Another critical component of a solar system is inverters. They convert your solar panels into AC electricity that you may use at home, in your company, or on your farm. When it comes to inverters, there are three primary options: string inverters, micro-inverters, and String Inverter with Power Optimisers.
The most inexpensive and frequently installed kind of inverter is the string inverter. Many solar panels are linked to one inverter using a string inverter. These solar panel groupings are termed a string. If your system is large enough, you may have several inverters and various strings.
Every solar panel in a string can generate only as much energy as the least productive panel.
If you have one partly shaded solar panel, all the other solar panels in that string can only generate as much energy as the shaded panel regardless of the sunshine. This makes string inverters less suitable for solar systems placed in a partly shaded region.

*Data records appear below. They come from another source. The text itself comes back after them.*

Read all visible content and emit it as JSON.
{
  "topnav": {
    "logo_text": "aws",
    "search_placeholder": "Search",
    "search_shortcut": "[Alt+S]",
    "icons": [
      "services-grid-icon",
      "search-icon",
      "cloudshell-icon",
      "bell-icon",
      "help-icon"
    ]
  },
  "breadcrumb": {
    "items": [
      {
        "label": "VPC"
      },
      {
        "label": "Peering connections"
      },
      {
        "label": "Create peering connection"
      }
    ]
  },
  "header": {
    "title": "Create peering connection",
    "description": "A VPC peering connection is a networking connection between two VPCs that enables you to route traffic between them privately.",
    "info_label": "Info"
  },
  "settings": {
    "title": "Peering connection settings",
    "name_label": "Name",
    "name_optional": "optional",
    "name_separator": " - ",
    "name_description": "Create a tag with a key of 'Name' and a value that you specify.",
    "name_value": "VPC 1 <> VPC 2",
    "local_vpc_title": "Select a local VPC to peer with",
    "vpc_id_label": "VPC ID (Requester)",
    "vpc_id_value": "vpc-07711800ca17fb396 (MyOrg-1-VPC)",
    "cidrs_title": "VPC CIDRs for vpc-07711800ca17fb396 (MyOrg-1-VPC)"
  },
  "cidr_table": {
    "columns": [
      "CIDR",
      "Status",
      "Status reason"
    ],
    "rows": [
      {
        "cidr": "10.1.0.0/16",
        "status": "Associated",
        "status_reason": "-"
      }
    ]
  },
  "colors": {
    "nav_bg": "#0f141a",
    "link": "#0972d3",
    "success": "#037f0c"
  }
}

On the other side, microinverters enable panel-level manufacturing. The micro inverter is placed on the bottom of each solar panel instead of one string inverter with numerous solar panels linked together.
Each solar panel, therefore, produces energy regardless of shadowing on the other solar panels. Thus, one partly shaded solar panel will not retain the complete sunshine output of the other solar panels.
Microinverters may be an excellent option in partly shaded regions for installing solar. However, while they may help you maximise the output of your solar system, they are usually more expensive than string inverters.
String Inverter with Power Optimisers
Power optimisers aren’t a kind of inverter precisely. Instead, systems with string inverters are installed. Optimisers provide micro-inverter-related panel-level tuning. That implies that if one solar panel is partly shaded, it won’t affect other solar panels’ output.
In general, a system using power optimisers and a string inverter is cheaper than a system using microinverters. But it still costs more than simply an inverter string.